Vous avez le choix entre le bois, le charbon ou les essences telles que pétrole, benzine ou autres dérivés.

— Mais tout ça est trop encombrant, dit le cacique.

— En ce cas employez le bazout, un comprimé du pétrole brut. Don Manuel se rangea à son avis et commanda 50 tonnes de bazout. Peu importe le prix dit-il à Petitjean.

Ensuite il commanda un canot d’une valeur de 250 000 francs. À vrai dire c’était un bateau de 55 mètres de long, 4 de large, calant 1 mètre 80 centimètres seulement, pouvant développer une force de 250 chevaux et une vitesse de 36 nœuds à l’heure.

Il n’y manque que les canons et les tubes lance-torpilles pour en faire un destroyer, dit Petitjean en riant.

Vous avez sans doute envie de déclarer une guerre à vos voisins ? ajouta-t-il ensuite.

— Je n’ai pas de voisins, répondit Don Manuel, mais des sujets. Cependant je lis dans les journaux que les récoltants de caoutchouc dans l’Acre viennent de proclamer la république chez eux. Il paraît même que le Brésil a déjà envoyé une expédition pour réprimer la révolte.

— Des mots tout ça, dit Don Manuel. Vous êtes-vous rendu compte des difficultés d’une pareille expédition ? À mon avis les Acréens peuvent dormir sur leurs deux oreilles. Mais tout ça ne me regarde pas, dit-il ensuite ce ne sont pas des indiens ceux-là mais une foule d’aventuriers de toutes les nations. Sans issue directe vers la mer, ils végéteront puis finiront par se tuer les uns les autres faute d’ennemis. Voilà la seule façon de les vaincre.

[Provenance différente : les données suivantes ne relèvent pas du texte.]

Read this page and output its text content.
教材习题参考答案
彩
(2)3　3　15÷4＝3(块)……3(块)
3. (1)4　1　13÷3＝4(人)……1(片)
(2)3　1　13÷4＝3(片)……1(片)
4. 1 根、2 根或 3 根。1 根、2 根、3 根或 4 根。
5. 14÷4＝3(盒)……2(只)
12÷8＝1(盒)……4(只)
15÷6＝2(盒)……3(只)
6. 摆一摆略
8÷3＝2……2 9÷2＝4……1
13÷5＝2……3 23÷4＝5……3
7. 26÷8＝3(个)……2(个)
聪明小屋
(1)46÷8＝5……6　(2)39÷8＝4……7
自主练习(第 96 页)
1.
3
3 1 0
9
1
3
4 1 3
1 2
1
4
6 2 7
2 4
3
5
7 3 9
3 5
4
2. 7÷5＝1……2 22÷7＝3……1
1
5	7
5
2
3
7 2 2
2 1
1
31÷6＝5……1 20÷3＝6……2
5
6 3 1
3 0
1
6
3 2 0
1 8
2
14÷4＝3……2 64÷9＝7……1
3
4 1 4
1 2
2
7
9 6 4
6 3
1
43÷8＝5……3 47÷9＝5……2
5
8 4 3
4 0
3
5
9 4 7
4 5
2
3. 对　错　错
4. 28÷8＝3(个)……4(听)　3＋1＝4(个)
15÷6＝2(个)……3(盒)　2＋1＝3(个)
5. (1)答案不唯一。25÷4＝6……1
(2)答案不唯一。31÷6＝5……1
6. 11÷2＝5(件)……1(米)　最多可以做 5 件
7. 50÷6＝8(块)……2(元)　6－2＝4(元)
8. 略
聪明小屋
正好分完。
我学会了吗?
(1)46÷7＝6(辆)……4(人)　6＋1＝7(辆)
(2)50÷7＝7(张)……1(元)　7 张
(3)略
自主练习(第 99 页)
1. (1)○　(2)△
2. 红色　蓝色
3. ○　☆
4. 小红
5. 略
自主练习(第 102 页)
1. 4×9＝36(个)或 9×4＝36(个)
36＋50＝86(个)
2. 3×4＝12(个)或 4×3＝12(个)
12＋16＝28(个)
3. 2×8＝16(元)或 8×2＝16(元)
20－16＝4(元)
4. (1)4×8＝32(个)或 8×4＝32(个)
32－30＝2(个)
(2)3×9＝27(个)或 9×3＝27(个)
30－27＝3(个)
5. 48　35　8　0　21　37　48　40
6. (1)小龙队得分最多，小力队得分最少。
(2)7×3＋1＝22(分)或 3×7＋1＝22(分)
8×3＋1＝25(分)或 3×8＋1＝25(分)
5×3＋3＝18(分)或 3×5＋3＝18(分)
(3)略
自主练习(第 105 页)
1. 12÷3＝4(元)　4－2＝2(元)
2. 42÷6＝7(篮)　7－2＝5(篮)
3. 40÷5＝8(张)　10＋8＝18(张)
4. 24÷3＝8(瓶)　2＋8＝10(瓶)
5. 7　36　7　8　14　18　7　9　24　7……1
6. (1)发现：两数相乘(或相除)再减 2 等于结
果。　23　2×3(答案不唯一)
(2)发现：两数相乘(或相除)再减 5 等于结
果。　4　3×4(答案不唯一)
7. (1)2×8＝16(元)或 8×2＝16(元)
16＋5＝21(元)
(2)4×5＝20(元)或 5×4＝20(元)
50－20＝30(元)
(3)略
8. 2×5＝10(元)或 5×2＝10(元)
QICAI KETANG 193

Don Manuel continua à feuilleter ses catalogues. Dès qu’il eut fini ses achats, il demanda à Petitjean à combien ils se montaient.

— À 846.000 francs dit celui-ci. Il restera encore de l’argent, dit le cacique. Je prendrai cette fois-ci pour cent à cent cinquante mille francs de pacotilles et le reste, s’il y en a, vous le conserverez.

Mais il faut vous dépêcher. Je veux une livraison endéans les six mois. Vous l’aurez répondit Petitjean, car vous avez choisi des objets faits en série et qui doivent être faits d’avance, sauf les armes, bien entendu.

L’heure du dîner approchait.

Les trois hommes burent encore un verre de pisco où ils ajoutèrent quelques gouttes de cascarilla qui avait la propriété de donner de l’appétit.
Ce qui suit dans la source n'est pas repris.